Par Paul Foreman, Ancien chef de mission en Iraq L'organisation humanitaire internationale Médecins Sans Frontières (MSF) a lancé en Iraq des opérations contrôlées à distance et procure des fournitures essentielles à certains établissements médicaux. C'est une tentative de reprise des activités au pays depuis que l'organisation médicale d'urgence a dû quitter en octobre 2004, en raison de l'insécurité et des actes de violence qui visaient directement les travailleurs humanitaires. Les besoins sont extrêmes en Iraq. Entre les mois d'août 2006 et janvier 2007, c'est plus de 100 personnes par jour en moyenne qui furent tuées, et bien plus encore sévèrement blessées. On estime que dans cette même période, 1,7 million de personnes ont fui l'Iraq; et 500 000 autres seraient déplacées à l'intérieur même du pays. Il s'agit d'une situation de violence, de négligence et d'abus délibérés.

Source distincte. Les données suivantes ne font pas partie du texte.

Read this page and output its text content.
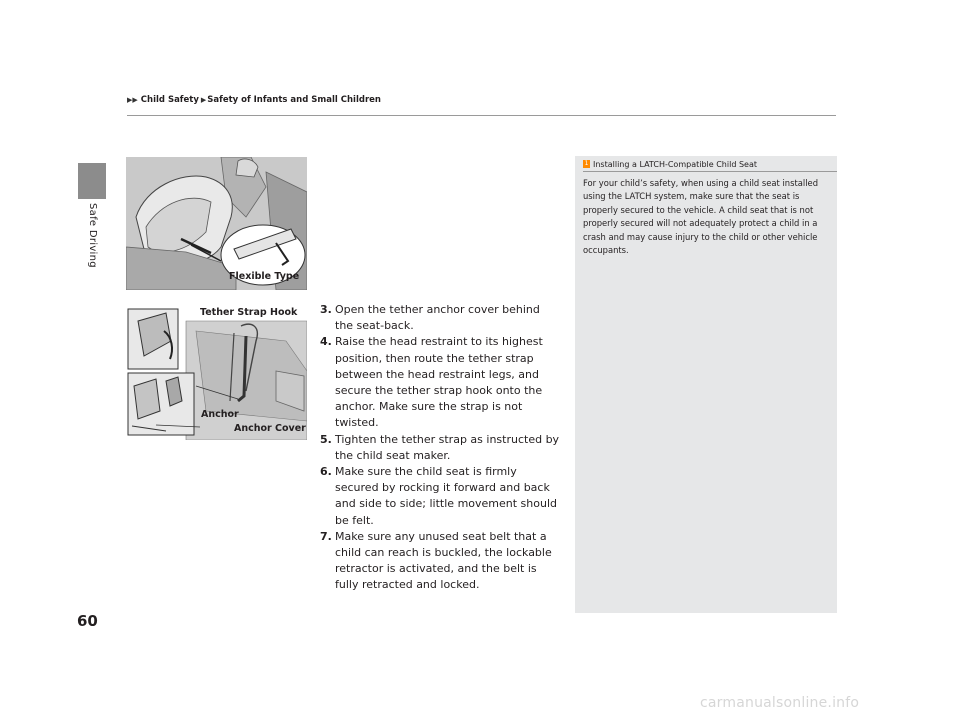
Safe Driving
▶▶ Child Safety ▶ Safety of Infants and Small Children
Flexible Type
Tether Strap Hook
Anchor
Anchor Cover
3. Open the tether anchor cover behind the seat-back.
4. Raise the head restraint to its highest position, then route the tether strap between the head restraint legs, and secure the tether strap hook onto the anchor. Make sure the strap is not twisted.
5. Tighten the tether strap as instructed by the child seat maker.
6. Make sure the child seat is firmly secured by rocking it forward and back and side to side; little movement should be felt.
7. Make sure any unused seat belt that a child can reach is buckled, the lockable retractor is activated, and the belt is fully retracted and locked.
1 Installing a LATCH-Compatible Child Seat
For your child’s safety, when using a child seat installed using the LATCH system, make sure that the seat is properly secured to the vehicle. A child seat that is not properly secured will not adequately protect a child in a crash and may cause injury to the child or other vehicle occupants.
60
carmanualsonline.info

Une nouvelle façon d'aider

À l'heure actuelle, le programme de MSF pour l'Iraq est basé à Amman, en Jordanie, l'un des pays frontaliers à l'ouest. En réponse à l'extrême insécurité qui règne en Iraq, nous utilisons des stratégies d'intervention non traditionnelles et des approches novatrices. Ce programme remet en question les idées préconçues sur la façon dont MSF dispense de l'aide médicale. L'organisation a relancé le programme d'aide en Iraq après s'être entretenue avec des médecins qui avaient travaillé pour MSF avant notre départ en 2004. Lors de ces rencontres à Amman, en 2006, l'équipe MSF a compris que la situation s'était aggravée.

Le matériel de base fait défaut

Le ministère de la Santé iraquien parvenait tout juste à payer de maigres salaires au personnel médical, mais c'est à peu près tout. Les hôpitaux situés dans les zones soumises aux pires violences se sont retrouvés sans les fournitures dont ils ont besoin pour traiter le flux de blessés de guerre. Lorsque nos équipes ont demandé aux médecins quelle serait la meilleure façon de les aider, ces derniers ont expliqué qu'il serait suicidaire pour eux d'accueillir MSF au sein des hôpitaux. L'action de proximité, qui caractérise habituellement MSF et fait partie de nos principes fondamentaux, risquait d'engendrer l'assassinat de ces médecins que nous voulions aider. Au lieu de cela, les médecins ont demandé des provisions, du matériel et des équipements chirurgicaux. Les anciens hôpitaux généraux, qui d'habitude référaient toutes les urgences vers d'autres structures (sauf les cas les plus simples), doivent désormais assurer les opérations chirurgicales les plus complexes; et ce, avec des médicaments et des équipements des plus rudimentaires. Les médecins sont obligés de demander aux familles des blessés de se procurer en pharmacie des sacs de sang, des fils de sutures et des infusions, avant qu'ils puissent entreprendre la chirurgie d'urgence. Ces médecins, souvent confrontés à des situations de vie ou de mort, ont raconté au personnel MSF à quel point ils sont frustrés par les choix qu'ils doivent faire parce qu'ils manquent du matériel le plus élémentaire.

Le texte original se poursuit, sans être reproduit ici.